With up to 1 in 7 women experiencing postpartum depression after their child’s birth, the availability of telehealth as a tool to monitor symptoms and provide counseling may extend access to support for mothers. Telehealth can ease the burden of having to travel to see a specialist and allow for screening in the weeks and months after birth to prevent the exacerbation of symptoms.
Postpartum depression (PPD) symptoms can be evaluated through clinical questionnaires such as the Edinburgh Postnatal Depression Scale. This 10-item questionnaire lends itself well to HRS PatientConnect’s symptom survey feature, including automatic scoring that is sent back to the clinician in real-time to evaluate. With the ability for organizations to customize survey questions and educational content, telehealth is an effective way to provide resources to postpartum mothers in an accessible and non-intrusive way.
New mothers suffering from PPD can also find benefit through the communication features of a telehealth platform. Two-way videoconferencing can be leveraged to set up regular check in visits with a nurse, physician, or therapist. Furthermore, with the ability to initiate a voice call or text message to her clinician in just a couple of clicks, new mothers can have greater peace of mind by knowing they can easily get in touch with someone with any questions or concerns that come up.

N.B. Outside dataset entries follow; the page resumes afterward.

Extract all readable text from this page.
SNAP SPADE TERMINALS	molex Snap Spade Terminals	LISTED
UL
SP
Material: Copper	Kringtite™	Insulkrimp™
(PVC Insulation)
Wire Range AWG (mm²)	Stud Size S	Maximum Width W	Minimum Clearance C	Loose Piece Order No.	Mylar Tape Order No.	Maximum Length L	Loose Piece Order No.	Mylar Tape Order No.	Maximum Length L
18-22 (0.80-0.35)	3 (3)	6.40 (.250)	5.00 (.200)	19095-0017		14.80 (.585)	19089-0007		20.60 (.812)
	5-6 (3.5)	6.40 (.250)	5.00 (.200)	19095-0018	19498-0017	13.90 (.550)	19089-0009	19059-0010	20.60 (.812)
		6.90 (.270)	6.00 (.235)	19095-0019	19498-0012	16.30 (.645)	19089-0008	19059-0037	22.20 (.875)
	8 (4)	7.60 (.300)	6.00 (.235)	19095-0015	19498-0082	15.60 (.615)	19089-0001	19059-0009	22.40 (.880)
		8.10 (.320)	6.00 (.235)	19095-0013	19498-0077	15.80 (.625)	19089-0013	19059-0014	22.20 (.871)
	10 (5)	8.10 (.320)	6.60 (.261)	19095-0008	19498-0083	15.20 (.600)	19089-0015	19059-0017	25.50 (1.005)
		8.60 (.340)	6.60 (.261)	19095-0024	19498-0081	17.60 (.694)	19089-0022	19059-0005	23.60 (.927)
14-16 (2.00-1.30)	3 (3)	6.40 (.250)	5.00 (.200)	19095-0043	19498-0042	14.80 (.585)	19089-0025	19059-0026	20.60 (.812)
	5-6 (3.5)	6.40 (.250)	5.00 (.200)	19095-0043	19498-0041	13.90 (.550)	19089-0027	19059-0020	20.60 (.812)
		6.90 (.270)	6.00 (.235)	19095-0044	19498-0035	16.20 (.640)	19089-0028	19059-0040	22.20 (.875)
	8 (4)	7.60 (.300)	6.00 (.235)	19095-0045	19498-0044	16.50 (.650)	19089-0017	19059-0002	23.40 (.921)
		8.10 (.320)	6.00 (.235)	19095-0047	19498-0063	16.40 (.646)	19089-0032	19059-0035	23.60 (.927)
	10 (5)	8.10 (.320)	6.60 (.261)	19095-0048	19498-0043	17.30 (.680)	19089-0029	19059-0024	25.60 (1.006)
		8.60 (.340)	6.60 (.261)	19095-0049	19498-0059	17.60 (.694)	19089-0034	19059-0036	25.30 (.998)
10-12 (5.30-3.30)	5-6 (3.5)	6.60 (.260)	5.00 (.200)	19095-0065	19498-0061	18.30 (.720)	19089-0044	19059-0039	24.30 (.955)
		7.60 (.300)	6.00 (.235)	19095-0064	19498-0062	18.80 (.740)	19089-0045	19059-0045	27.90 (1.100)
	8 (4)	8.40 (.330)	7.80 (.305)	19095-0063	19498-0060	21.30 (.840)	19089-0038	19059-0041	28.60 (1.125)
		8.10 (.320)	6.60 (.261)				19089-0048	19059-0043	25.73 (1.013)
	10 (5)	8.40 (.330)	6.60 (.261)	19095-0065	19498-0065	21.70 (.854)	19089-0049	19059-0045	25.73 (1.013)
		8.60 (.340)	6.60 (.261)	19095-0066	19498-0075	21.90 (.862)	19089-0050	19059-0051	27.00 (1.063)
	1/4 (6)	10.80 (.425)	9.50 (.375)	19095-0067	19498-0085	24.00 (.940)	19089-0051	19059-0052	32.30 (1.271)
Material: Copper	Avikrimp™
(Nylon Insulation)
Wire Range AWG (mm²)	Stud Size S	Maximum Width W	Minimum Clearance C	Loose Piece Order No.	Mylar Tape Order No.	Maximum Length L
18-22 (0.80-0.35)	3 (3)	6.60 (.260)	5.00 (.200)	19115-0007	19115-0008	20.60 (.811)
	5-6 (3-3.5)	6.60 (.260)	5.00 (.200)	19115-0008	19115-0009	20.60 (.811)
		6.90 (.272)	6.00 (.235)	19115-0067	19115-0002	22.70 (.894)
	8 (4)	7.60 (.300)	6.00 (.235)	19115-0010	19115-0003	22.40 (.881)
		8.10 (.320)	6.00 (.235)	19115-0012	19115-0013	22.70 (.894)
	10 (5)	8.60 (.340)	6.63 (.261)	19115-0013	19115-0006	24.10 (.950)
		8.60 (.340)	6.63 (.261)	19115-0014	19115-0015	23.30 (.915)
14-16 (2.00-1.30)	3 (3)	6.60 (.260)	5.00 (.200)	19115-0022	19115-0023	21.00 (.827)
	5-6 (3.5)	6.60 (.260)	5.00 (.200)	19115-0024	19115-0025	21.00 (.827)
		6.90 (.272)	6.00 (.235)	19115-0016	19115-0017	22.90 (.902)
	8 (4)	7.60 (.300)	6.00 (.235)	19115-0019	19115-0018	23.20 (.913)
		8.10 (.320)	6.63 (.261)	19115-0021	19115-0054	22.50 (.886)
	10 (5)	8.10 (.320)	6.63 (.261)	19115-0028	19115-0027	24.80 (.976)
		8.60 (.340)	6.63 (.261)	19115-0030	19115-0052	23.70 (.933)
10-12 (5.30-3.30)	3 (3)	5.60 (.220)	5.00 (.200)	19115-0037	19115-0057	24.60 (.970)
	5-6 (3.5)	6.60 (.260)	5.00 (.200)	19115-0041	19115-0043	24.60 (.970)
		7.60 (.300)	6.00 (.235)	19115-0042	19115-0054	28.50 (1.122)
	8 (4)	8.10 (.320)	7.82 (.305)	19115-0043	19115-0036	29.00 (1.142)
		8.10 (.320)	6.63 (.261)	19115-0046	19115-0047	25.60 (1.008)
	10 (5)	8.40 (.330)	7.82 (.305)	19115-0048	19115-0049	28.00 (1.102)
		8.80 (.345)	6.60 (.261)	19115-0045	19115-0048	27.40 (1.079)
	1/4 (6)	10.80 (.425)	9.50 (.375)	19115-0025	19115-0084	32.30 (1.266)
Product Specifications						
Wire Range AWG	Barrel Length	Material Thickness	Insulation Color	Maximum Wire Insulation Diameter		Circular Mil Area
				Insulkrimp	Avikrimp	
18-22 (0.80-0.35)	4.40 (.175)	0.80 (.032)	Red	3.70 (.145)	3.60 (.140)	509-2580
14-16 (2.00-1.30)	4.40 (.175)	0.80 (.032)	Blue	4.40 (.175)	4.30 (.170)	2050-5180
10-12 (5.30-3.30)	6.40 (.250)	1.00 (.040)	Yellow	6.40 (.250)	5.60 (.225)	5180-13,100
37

Along with the major life changes that new mothers must contend with after giving birth, breastfeeding is an additional challenge that can be a cause of frustration for many women. One factor that contributes to not initiating or continuing to breastfeed is lack of access to professional breastfeeding support. While lactation consultants can be found in hospitals and clinics, these important professionals’ reach can be extended by using telehealth, without requiring mothers to travel to access their support.
By leveraging secure and encrypted telehealth videoconferencing, a mother can connect with a lactation consultant remotely. With face-to-face interaction the consultant can offer information on placement and latching techniques and coach the mother in real time. Furthermore, a daily or weekly survey can allow the mother to report information such as pain or other issues with breastfeeding, as well as to monitor milk supply.

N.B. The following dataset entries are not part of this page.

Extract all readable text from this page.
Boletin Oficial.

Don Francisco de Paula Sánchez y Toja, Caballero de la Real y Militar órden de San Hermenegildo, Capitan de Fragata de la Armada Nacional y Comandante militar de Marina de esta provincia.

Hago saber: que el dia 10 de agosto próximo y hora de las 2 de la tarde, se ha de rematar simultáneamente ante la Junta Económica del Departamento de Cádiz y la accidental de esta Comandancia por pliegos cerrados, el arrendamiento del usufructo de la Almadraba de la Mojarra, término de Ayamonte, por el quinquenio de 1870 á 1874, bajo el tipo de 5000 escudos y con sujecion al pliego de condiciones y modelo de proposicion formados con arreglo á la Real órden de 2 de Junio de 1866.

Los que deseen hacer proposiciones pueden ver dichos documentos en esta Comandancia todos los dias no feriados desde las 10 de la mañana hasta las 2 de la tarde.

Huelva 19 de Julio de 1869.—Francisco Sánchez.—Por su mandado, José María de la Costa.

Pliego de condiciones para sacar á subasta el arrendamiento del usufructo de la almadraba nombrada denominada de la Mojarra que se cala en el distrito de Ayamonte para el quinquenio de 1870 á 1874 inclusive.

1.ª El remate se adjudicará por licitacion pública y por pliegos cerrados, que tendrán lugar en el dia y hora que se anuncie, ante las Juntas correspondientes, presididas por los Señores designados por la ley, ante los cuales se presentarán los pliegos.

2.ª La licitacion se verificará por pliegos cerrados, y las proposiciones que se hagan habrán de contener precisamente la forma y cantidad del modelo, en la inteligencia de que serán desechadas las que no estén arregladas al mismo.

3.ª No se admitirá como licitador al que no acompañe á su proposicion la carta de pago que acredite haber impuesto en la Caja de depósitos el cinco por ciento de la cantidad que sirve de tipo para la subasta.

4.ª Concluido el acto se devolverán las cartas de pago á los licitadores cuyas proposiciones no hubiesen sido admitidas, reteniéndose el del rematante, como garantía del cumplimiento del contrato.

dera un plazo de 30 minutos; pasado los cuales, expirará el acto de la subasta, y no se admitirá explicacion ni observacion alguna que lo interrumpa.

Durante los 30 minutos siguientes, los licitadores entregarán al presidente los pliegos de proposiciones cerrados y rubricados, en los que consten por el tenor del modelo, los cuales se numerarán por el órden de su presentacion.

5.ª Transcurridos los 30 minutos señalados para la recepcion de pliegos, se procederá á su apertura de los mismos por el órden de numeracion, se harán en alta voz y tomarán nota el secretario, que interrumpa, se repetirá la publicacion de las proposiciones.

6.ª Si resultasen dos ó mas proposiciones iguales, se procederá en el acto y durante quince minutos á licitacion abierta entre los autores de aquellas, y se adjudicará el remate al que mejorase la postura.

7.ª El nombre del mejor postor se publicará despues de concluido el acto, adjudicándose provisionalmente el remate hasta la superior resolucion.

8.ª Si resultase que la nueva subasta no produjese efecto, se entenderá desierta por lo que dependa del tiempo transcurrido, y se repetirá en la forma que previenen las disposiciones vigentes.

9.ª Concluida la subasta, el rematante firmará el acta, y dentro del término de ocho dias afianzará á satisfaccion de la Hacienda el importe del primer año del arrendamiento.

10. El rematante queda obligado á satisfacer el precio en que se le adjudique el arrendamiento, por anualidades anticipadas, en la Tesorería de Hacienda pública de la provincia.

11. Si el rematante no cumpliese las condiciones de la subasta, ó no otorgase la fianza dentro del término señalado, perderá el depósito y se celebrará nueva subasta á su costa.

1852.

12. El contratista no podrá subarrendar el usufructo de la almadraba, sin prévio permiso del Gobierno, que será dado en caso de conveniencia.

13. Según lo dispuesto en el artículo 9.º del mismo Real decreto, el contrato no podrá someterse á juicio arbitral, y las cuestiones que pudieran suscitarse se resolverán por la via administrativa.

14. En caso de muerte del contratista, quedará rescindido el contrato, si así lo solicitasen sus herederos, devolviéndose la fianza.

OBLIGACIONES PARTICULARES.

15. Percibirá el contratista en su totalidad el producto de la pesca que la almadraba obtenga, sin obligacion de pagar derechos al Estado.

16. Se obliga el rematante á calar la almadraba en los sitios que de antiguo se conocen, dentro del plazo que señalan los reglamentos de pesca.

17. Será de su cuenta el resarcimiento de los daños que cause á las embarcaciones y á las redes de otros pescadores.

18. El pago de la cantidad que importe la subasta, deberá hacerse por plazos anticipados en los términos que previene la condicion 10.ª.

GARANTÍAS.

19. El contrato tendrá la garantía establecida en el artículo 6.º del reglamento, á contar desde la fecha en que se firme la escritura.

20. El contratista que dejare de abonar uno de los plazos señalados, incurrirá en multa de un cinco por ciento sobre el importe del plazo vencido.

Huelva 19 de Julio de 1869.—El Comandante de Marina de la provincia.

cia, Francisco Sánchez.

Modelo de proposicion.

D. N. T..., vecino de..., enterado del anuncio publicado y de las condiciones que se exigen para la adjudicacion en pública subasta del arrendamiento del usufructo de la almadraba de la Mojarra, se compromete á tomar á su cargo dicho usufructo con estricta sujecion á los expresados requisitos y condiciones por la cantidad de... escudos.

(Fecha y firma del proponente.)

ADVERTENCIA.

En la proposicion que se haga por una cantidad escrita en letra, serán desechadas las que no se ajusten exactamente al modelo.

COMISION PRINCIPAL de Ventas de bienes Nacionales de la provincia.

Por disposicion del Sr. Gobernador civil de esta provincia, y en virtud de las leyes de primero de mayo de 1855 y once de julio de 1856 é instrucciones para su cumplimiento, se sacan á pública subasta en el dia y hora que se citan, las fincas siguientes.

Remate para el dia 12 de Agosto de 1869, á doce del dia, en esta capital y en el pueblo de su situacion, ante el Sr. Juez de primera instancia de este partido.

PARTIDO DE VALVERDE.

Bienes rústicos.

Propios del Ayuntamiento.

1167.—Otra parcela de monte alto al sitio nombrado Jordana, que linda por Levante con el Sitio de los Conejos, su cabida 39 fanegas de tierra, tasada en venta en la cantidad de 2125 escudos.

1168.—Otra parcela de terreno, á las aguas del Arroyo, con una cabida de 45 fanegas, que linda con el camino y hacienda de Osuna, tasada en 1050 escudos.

Women who encounter problems with breastfeeding are less likely to continue, unless they can connect with a professional, and previous experiences have a big impact on their future decision to breastfeed. Therefore, identifying problems in the first few weeks after childbirth are key for connecting mothers to lactation professionals to ensure a comfortable and successful experience.

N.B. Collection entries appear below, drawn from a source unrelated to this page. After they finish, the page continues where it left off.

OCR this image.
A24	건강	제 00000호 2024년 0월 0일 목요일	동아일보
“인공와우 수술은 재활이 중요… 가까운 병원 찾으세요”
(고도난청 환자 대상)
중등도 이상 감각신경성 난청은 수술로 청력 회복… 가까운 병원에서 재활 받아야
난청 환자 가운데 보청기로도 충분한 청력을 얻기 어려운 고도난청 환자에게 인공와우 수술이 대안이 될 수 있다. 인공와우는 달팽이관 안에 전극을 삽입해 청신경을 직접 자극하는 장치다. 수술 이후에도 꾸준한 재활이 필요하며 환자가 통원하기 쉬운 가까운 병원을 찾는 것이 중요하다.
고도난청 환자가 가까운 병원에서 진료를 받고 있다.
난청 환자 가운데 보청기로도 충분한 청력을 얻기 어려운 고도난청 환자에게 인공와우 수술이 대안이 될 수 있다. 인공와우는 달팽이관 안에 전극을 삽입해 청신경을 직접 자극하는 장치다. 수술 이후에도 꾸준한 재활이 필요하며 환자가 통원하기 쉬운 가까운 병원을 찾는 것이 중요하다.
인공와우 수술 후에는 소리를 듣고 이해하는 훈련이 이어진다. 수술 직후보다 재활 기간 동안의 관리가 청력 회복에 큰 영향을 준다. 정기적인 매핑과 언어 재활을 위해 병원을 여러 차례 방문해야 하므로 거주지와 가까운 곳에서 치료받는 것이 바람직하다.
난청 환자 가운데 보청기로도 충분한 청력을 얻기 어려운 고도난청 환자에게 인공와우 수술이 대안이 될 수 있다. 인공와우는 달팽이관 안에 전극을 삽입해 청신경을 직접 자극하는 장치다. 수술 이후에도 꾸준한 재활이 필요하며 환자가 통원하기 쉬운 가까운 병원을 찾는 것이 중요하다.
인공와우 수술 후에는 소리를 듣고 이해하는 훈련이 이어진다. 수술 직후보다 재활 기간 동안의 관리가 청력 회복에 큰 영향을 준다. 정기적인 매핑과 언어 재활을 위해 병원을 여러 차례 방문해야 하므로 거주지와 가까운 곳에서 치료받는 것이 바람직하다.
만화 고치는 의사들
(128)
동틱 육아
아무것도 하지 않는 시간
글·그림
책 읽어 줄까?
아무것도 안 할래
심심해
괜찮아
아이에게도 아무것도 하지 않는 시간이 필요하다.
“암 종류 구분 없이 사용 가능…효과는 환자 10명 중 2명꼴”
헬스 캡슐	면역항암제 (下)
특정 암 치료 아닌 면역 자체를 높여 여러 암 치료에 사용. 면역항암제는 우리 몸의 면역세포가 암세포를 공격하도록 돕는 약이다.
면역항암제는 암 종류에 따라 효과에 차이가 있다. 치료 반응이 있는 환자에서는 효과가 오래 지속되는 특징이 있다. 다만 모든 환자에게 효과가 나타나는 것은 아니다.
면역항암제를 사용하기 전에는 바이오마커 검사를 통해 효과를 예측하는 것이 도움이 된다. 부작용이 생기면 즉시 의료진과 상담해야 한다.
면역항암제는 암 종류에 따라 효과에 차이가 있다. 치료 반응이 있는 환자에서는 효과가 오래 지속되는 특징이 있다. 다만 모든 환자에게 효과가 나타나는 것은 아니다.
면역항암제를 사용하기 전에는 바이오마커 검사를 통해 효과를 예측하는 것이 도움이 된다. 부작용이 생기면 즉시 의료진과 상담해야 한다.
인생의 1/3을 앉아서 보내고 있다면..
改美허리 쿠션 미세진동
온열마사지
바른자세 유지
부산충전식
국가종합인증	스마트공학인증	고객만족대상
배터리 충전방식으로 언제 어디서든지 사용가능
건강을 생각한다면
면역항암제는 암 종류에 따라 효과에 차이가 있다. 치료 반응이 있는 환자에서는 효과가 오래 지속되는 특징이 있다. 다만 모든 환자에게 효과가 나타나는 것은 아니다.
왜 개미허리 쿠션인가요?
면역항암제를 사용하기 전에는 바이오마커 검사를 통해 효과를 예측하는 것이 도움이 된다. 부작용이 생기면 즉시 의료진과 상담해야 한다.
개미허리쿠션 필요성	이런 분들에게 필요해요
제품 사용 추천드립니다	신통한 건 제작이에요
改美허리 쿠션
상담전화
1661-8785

Telehealth is a great platform for postpartum mothers to track their activity, diet, medication, and to monitor vitals and physical symptoms. With the ability to monitor daily activity and biometrics such as weight and blood pressure, new mothers can track changes over time and receive follow up from their clinician if there are any concerns.
Mothers who experienced gestational diabetes can also use a Bluetooth glucometer or her own glucometer to monitor blood glucose levels in the months after birth. With customizable daily symptom questions, women can also report back to their clinician on symptoms such as constipation, discharge, pain, and mood. Women who delivered via cesarean section can use the wound imaging feature to send photos of their incision to their provider if there are any concerns of infection or other complications.
Videoconferencing can also be leveraged by various members of the care team to provide consultations and support to the postpartum mother on topics covering a wide range of health and wellness. As maintaining a healthy diet and regular activity are important for postpartum mothers, the ability to consult with a dietitian can aid women in ensuring they are following recommended guidelines.
Regular wellness check-ins with the patient’s nurse or primary care provider allow her to receive clinical consultation without having to travel and can also facilitate connecting her with other specialists such as physical therapists or mental health counselors when needed. The ability for multiple care team members to conduct video visits with the patient allows for a holistic and team-based approach to the patient’s care.
Ultimately, the reach of telehealth for postpartum populations can allow healthcare organizations to provide more personalized and convenient care. The ability to facilitate more frequent checkups, remote monitoring of vitals, and communication between the mother and her clinical team can have a strong impact on healthcare outcomes and providing a dedicated support system for a new mother. The individualized support that is facilitated by a telehealth program can extend the reach of providers, prevent the worsening of symptoms or concerns, and provide peace of mind to mothers in a challenging yet exciting time of their lives.